Seluruh staf Hoso Kyoku yang terlibat dalam aksi ini dikenai hukuman disipliner berupa siksaan fisik
oleh tentara Jepang.[1]
Setelah peristiwa tersebut, Ronodipuro mendirikan Radio Suara Indonesia Merdeka ( The Voice of
Free Indonesia ) dari barang-barang elektronik bekas. Tanggal 25 Agustus Soekarno dimohon untuk
menyampaikan pidatonya di radio tersebut. Ini adalah pidato pertama Soekarno sebagai Presiden
Republik Indonesia. Mohammad Hatta sendiri menyampaikan pidato pertamanya tanggal 29
Agustus.[2]
Saat itu di radio milik Tentara Jepang di daerah-daerah selain Jakarta masih banyak yang
melanjutkan siaran, karena tidak dijaga seketat Jakarta. Hal ini disebabkan karena Kempetai sudah
tidak dominan lagi pasca Penyerahan Jepang. Ronodipuro meminta kepada Abdulrahman
Saleh supaya radio-radio di daerah tadi sebaiknya mengadakan adanya kelanjutan siaran, untuk
menyebarkan semangat perjuangan. Gagasan ini diterima, dan tanggal 10 September 1945,
pimpinan-pimpinan radio daerah, dari Surakarta, Yogyakarta, Bandung, Semarang dan lain-lain
berkumpul untuk membicarakan hal ini. Semuanya menyetujui untuk meminta pemerintah Jepang
untuk memberikan stasiun radio mereka kepada Republik Indonesia. Pihak Jepang menolak
permintaan ini, karena menurut perjanjian Penyerahan Jepang, Indonesia harus diserahkan kembali
kepada Tentara Sekutu.
Tanggal 11 September rapat kembali diadakan, menyetujui didirikannya Radio Republik
Indonesia (RRI) dan supaya sekali lagi meminta pemerintah Jepang untuk memberikan stasiun-
stasiun radio di daerah. Karena tetap ditolak, akhirnya terjadi perebutan secara paksa terhadap
stasiun-stasiun radio daerah tersebut. Namun hal ini tidak mendapat perlawanan banyak karena
moral Tentara Kekaisaran Jepang yang sudah jatuh pasca Penyerahan Jepang kepada Tentara
Sekutu. Ronodipuro akhirnya menjadi Kepala RRI.
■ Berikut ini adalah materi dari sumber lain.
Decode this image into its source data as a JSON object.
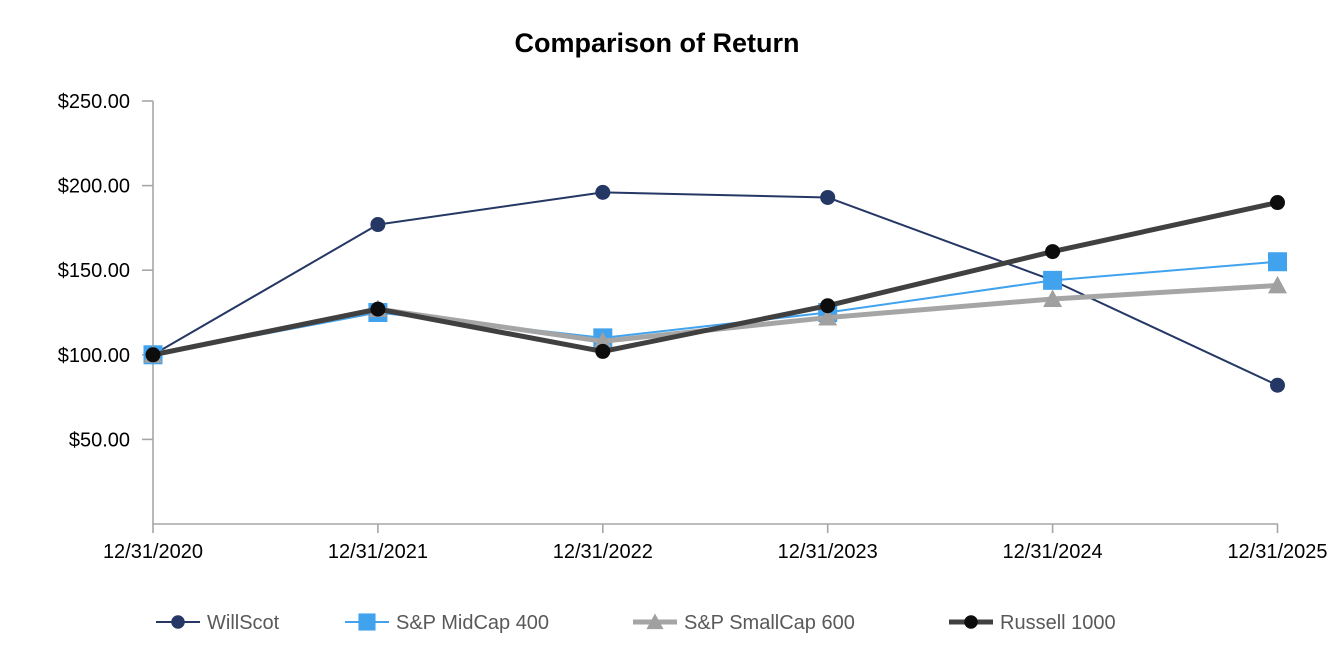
{
  "chart_data": {
    "type": "line",
    "title": "Comparison of Return",
    "x_categories": [
      "12/31/2020",
      "12/31/2021",
      "12/31/2022",
      "12/31/2023",
      "12/31/2024",
      "12/31/2025"
    ],
    "y_axis": {
      "tick_labels": [
        "$250.00",
        "$200.00",
        "$150.00",
        "$100.00",
        "$50.00"
      ],
      "tick_values": [
        250,
        200,
        150,
        100,
        50
      ],
      "ylim": [
        0,
        250
      ]
    },
    "grid": false,
    "legend_position": "bottom",
    "axis_color": "#A6A6A6",
    "label_color": "#000000",
    "legend_text_color": "#595959",
    "series": [
      {
        "name": "WillScot",
        "values": [
          100,
          177,
          196,
          193,
          144,
          82
        ],
        "color": "#253764",
        "marker": "circle",
        "marker_color": "#253764",
        "line_width": 2,
        "marker_size": 15
      },
      {
        "name": "S&P MidCap 400",
        "values": [
          100,
          125,
          110,
          125,
          144,
          155
        ],
        "color": "#41A2EE",
        "marker": "square",
        "marker_color": "#41A2EE",
        "line_width": 2,
        "marker_size": 19
      },
      {
        "name": "S&P SmallCap 600",
        "values": [
          100,
          127,
          108,
          122,
          133,
          141
        ],
        "color": "#A5A5A5",
        "marker": "triangle",
        "marker_color": "#A0A0A0",
        "line_width": 5,
        "marker_size": 19
      },
      {
        "name": "Russell 1000",
        "values": [
          100,
          127,
          102,
          129,
          161,
          190
        ],
        "color": "#404040",
        "marker": "circle",
        "marker_color": "#0D0D0D",
        "line_width": 5,
        "marker_size": 15
      }
    ]
  }
}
Tentara Sekutu yang memenangkan Perang Dunia II kemudian tiba di Indonesia. Saat itu setelah
Rapat Akbar Ikada, kaum pemuda merebut kantor-kantor Jepang untuk menjadi milik Republik
Indonesia, termasuk Hoso Kyoku. Saat Tentara Kerajaan Belanda menumpang Tentara Sekutu
untuk mengambil alih Indonesia, yaitu Agresi Militer Belanda I tahun 1946, RRI direbut oleh Tentara
Kerajaan Belanda, dan Yusuf Ronodipuro kemudian ditangkap dan dipenjara tanggal 21 Juli 1947.